Spread all these words among the children, or go over them together. Ask them to put in their words what this means, and to give an example of the type of action or the symbolism involved in the words. Read this article to understand these terms.

After this, explain that all these words mean Divine Mercy. Now circle back and ask them to explain how Jesus showed us all these aspects of Mercy.

John Paul II saw in these complex images a pattern, as a Divine Mercy scholar explained:

There is a special intimacy and responsiveness about this kind of love, and a special concern for the sufferings of others.
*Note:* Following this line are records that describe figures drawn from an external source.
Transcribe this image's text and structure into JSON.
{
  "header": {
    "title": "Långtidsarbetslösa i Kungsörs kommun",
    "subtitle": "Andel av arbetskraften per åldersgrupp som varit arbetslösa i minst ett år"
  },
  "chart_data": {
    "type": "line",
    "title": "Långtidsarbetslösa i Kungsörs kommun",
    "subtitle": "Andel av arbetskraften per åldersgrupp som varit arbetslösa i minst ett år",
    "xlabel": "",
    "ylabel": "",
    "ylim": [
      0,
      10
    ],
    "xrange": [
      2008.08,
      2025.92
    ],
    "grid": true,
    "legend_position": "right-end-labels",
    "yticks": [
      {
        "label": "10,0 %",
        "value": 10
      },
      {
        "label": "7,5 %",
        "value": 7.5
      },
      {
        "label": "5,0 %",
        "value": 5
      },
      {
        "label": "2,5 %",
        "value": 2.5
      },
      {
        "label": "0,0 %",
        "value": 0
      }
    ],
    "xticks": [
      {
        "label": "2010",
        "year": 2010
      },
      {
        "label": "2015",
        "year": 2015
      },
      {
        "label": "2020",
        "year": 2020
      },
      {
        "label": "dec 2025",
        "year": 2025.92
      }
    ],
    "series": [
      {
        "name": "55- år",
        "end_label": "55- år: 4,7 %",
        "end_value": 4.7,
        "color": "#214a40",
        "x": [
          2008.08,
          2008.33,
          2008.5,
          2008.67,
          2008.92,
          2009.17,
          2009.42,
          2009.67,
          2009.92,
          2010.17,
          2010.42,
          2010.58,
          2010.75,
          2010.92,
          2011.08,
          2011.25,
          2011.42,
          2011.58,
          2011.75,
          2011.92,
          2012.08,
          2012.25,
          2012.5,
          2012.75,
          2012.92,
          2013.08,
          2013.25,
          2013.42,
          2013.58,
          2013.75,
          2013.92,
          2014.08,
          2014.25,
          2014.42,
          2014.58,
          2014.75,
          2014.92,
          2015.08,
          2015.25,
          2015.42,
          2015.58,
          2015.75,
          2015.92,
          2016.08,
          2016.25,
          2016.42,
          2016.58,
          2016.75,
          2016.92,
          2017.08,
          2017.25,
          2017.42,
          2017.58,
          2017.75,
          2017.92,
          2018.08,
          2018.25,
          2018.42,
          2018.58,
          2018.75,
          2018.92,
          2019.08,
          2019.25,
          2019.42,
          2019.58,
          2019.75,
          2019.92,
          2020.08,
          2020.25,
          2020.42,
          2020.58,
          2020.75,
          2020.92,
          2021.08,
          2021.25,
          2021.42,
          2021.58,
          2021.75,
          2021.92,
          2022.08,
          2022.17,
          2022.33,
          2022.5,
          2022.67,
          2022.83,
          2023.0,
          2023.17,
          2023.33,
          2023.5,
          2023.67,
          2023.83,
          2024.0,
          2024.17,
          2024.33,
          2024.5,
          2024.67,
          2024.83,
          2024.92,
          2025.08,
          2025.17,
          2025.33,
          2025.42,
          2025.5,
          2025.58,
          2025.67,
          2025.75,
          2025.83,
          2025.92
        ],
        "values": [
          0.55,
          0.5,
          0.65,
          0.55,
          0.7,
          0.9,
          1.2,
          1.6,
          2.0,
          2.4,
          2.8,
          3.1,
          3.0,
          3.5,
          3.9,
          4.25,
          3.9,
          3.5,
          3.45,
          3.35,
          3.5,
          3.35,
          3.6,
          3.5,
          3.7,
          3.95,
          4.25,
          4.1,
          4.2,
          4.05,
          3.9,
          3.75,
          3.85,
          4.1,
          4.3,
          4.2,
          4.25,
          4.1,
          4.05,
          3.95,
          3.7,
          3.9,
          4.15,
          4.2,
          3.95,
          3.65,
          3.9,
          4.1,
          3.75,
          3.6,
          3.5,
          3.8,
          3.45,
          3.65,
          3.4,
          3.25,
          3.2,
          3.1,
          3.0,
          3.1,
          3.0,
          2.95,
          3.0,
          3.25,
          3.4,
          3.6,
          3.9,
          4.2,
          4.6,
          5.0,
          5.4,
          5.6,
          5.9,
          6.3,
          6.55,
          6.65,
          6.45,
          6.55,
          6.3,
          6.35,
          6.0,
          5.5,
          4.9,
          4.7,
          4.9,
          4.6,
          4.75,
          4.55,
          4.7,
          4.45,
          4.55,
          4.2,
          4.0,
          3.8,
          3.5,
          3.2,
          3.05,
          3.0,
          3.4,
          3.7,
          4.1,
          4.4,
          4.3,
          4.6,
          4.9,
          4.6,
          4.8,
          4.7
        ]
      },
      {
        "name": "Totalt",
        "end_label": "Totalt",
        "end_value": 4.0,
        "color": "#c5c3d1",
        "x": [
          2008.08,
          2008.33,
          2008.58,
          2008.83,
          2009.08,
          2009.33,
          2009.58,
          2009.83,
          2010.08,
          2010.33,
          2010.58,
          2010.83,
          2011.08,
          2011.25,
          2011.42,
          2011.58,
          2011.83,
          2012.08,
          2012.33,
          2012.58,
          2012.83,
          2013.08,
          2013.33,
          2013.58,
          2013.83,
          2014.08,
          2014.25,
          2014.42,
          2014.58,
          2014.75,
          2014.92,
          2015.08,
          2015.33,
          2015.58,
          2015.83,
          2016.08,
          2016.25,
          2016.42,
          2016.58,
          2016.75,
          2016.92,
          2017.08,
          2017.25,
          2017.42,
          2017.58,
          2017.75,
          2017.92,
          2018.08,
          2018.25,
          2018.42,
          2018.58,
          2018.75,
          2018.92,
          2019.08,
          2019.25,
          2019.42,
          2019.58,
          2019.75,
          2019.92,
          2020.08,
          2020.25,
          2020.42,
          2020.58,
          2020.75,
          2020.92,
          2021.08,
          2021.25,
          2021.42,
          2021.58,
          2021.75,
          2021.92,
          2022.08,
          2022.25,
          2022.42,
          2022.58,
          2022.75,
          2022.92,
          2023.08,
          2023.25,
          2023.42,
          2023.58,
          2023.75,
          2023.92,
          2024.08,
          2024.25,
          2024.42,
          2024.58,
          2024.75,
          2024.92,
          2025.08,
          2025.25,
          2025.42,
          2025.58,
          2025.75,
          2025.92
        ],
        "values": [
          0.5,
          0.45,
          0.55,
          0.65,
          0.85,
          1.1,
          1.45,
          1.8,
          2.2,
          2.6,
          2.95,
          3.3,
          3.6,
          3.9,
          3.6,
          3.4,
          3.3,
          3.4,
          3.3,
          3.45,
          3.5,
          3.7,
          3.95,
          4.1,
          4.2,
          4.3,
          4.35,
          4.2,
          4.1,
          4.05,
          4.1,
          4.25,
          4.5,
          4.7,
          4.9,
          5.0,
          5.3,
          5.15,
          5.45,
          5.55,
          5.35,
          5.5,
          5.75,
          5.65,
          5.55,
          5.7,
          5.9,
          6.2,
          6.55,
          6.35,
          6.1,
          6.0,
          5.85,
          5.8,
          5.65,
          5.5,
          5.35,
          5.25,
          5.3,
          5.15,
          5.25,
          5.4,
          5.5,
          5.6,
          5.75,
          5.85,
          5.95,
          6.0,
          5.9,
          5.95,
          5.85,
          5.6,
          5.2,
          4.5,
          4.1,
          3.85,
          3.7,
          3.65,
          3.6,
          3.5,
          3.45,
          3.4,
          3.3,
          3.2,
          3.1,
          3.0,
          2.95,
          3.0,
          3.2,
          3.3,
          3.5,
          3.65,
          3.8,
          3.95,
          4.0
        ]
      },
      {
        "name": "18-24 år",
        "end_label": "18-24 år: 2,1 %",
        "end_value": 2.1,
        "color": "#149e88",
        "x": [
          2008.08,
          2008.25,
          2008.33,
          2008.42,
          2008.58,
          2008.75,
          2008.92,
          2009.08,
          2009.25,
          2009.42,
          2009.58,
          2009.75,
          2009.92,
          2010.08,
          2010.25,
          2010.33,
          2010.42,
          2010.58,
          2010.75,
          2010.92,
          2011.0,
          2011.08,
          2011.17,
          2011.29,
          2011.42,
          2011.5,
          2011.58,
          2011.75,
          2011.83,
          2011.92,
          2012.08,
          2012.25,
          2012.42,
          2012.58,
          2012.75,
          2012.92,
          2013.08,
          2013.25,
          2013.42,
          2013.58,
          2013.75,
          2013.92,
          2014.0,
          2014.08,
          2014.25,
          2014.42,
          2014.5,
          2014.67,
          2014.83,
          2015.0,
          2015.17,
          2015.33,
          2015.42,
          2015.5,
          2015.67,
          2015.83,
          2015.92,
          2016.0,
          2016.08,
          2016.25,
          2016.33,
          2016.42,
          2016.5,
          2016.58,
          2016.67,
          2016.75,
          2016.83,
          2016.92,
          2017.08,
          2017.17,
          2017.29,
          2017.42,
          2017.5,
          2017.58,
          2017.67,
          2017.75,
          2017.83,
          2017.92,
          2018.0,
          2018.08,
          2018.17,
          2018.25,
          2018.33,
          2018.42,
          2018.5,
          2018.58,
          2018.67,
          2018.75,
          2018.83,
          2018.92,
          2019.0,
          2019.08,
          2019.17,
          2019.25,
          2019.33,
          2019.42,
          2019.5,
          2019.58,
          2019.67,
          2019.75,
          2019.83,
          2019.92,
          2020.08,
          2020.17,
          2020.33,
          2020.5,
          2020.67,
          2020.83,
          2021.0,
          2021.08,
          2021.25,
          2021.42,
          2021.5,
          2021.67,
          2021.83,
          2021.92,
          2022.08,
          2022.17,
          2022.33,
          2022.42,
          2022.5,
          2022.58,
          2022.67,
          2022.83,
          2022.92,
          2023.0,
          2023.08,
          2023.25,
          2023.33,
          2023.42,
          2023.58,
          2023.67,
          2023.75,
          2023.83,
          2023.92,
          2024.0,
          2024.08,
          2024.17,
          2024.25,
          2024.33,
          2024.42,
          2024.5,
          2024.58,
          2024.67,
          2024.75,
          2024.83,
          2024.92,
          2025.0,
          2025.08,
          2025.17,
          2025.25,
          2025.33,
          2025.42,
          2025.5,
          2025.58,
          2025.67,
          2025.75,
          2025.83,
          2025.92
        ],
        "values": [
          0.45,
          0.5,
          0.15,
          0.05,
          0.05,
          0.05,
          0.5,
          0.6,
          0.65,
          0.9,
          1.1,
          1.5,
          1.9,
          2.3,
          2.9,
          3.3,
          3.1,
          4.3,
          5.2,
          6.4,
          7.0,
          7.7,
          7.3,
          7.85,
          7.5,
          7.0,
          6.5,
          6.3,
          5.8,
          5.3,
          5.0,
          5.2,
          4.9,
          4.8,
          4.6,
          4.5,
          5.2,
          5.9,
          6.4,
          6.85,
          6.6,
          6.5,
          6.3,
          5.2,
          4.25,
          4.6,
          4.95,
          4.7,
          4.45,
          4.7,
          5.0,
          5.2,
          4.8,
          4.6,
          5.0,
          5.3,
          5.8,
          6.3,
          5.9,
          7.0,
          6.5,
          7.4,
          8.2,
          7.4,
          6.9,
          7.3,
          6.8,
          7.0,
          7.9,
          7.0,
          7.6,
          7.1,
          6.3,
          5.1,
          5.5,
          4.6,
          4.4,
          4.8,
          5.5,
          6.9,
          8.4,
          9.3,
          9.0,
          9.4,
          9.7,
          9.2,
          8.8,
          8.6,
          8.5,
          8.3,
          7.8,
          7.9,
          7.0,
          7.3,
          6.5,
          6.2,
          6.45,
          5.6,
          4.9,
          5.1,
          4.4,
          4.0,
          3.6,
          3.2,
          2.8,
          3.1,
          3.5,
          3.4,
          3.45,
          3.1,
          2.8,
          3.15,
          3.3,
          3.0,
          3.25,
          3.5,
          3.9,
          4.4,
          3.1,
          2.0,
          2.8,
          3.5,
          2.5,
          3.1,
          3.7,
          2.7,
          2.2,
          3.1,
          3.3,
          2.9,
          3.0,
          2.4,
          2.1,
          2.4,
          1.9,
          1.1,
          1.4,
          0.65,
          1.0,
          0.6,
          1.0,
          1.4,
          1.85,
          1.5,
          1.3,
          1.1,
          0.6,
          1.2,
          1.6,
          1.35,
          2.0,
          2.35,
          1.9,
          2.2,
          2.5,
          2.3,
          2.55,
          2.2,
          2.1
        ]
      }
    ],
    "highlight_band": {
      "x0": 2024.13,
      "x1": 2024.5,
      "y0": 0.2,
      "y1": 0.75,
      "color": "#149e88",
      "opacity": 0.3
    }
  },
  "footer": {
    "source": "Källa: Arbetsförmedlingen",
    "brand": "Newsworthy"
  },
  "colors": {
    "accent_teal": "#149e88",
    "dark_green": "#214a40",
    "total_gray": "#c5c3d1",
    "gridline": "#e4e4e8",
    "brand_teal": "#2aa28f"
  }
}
The Holy Father sees hesed as, in a sense, a masculine form of love (steadfast, dependable, righteous, being true to oneself and true to one’s promises), while rachamim is more feminine (tender, responsive, compassionate, like a mother responding in love to the sufferings of her child).

John Paul II further explained two essential teachings about Mercy: (1) “Mercy is love’s second name,” and (2) “Mercy is the greatest attribute of God.” Read John Paul II’s encyclical Dives in Misericordia (Rich in Mercy) 1981

What you can do at home

Overlap a red and white table cloth on your dinner table tonight. Give the Divine Mercy image a central place on your table. Consider adding white and red flowers to your centerpiece.

Pray together the Divine Mercy Chaplet. Attend special services in your local church, often offered at 3 pm – the Hour of Mercy when Jesus died on the Cross.

Use Coloring pages and word searches for Divine Mercy.

Plan a pilgrimage together.

Remember to display the Divine Mercy image in your home, and to pray the Chaplet of Divine Mercy daily, especially during the Hour of Mercy (3-4 pm). In addition, remember to ask for the intercession of St. Maria Faustina. Here is a simple and thoughtful prayer for her intercession.

Say throughout your day, “Jesus, I trust in you!”